Originally, the North Korean cargo vessel was believed enroute to Myanmar, carrying a load of missile parts. The two rogue nations have drawn closer in recent years, although Myanmar has little need for ballistic missiles. However, various intelligence agencies and anti-proliferation groups have reported that Pyongyang has been attempting to sell missiles to the Myanmar regime since 2005.
There is also the possibility that Myanmar was merely a trans-shipment point, but those reports are also unconfirmed. With U.S. naval vessels trailing the Kang Nam--and hints that we might board and search the vessel--North Korea decided to recall the ship and its cargo.
Still, no one can actually be sure the the Kang Nam is heading back to the DPRK. In the past, North Korean ships involved in illicit activities (most notably, drug running) have operated from Chinese coastal waters. Under that scenario, the vessel would rendez-vous with another ship and transfer the cargo.

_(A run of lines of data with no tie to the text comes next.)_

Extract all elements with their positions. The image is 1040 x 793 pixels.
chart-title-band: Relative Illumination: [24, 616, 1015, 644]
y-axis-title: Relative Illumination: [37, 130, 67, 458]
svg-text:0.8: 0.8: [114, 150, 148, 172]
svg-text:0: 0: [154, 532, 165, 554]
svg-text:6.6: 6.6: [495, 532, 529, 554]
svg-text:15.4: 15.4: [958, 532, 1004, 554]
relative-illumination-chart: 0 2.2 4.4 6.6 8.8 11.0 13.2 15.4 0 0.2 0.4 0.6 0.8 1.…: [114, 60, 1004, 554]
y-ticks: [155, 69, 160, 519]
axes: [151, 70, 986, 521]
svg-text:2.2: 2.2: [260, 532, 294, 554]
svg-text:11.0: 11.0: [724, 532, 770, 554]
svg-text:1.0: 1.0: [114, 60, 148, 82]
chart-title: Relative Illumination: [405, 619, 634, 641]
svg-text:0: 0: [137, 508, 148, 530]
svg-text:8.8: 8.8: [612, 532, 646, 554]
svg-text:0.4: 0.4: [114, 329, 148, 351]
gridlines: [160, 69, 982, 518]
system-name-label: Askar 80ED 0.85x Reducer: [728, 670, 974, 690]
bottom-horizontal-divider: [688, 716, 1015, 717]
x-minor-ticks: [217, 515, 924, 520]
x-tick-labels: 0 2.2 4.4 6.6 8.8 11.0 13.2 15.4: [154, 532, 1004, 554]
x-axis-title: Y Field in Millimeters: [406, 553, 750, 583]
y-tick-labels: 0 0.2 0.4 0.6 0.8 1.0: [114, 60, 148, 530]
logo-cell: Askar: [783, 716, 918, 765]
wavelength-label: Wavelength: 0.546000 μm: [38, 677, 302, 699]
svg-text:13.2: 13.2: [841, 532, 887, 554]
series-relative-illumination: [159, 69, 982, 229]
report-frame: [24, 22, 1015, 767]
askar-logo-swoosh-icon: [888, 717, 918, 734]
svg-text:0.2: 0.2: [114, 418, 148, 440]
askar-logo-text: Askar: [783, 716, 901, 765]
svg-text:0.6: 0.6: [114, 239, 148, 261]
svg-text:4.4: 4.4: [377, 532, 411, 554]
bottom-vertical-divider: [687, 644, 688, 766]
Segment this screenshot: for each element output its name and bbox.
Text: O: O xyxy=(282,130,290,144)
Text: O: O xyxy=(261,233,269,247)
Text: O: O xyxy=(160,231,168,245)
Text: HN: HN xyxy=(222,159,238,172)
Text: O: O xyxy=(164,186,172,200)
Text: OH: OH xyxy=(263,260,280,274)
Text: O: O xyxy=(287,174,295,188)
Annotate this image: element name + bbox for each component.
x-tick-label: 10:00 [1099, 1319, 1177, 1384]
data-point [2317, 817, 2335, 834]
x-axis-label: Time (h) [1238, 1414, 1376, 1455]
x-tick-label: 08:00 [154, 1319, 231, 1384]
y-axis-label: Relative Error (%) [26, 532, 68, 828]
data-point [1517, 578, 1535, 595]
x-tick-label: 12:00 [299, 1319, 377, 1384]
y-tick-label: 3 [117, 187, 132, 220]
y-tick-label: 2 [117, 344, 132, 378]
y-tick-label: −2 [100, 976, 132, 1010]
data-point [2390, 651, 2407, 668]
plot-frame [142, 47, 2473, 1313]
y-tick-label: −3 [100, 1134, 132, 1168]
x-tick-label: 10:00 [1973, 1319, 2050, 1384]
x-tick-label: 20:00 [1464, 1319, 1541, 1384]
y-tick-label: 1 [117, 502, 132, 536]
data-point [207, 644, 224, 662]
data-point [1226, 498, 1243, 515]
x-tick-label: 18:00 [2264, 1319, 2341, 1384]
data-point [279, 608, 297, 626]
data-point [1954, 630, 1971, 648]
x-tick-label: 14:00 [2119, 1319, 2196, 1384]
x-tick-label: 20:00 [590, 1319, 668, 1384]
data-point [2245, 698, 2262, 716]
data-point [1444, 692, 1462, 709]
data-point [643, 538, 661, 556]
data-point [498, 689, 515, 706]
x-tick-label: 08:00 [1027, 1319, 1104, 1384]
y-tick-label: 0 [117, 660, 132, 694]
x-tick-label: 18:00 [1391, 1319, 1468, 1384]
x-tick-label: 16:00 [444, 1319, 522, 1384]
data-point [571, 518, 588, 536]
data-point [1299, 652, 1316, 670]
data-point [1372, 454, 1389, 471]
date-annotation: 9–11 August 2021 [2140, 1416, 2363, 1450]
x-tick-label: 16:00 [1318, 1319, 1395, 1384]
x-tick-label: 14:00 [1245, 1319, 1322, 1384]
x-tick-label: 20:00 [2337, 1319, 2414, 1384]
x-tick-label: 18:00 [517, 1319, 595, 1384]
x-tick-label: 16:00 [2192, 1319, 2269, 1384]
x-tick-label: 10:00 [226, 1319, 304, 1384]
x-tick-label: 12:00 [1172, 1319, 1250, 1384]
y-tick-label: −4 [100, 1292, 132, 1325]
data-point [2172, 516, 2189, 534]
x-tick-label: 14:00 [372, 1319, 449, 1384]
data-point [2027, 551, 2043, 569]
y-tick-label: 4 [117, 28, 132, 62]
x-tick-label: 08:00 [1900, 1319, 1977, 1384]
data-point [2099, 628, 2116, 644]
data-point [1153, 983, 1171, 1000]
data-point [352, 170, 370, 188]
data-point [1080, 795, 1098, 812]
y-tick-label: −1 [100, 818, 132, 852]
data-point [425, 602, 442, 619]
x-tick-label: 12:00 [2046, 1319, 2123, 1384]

However, given the constant surveillance of the Kang Nam, accomplishing that transfer would be difficult, if not impossible. It's also unlikely that Beijing would want to be associated with that activity, particularly as U.S. envoys press China to put more pressure on Pyongyang.
The most likely scenario? In a few days, the Kang Nam slips back into port at Nampo, and the cargo is unloaded. Then, it's shipped to Sunan Airfield, near Pyongyang, and loaded onto an IL-76 transport, which flies the cargo to the customer.
As we noted almost three years ago, North Korea has long used airlift to move high-value cargo to its most important clients, including Iran. And that illustrates a rather serious "hole" in current efforts to contain Pyongyang. While the U.S. (and other naval powers) are actively tracking DPRK maritime shipments, there is no comparable effort for air transfers.
In some cases, those shipments would be almost impossible to stop. With a lighter load, an IL-76 can fly non-stop from North Korea to Iran. However, those flights do require direct routing (through Chinese or Russian airspace). Without it, North Korea or Iranian airlifters would be forced to make refueling stops, providing an opportunity for the U.S. to lobby for third-party inspections, or deny access to the airfields.
As with other attempts to pressure Pyongyang, China would be a key player in eliminating the air option. But (apparently) there are limits to Beijing's cooperation. Intelligence reports indicate that North Korean IL-76s sometimes use Chinese airfields during flights to the Middle East. Without more assistance from the PRC, North Korea's "air bridge" will remain open, and Kim Jong-il will retain a critical option for shipping missile and WMD cargoes to his customers.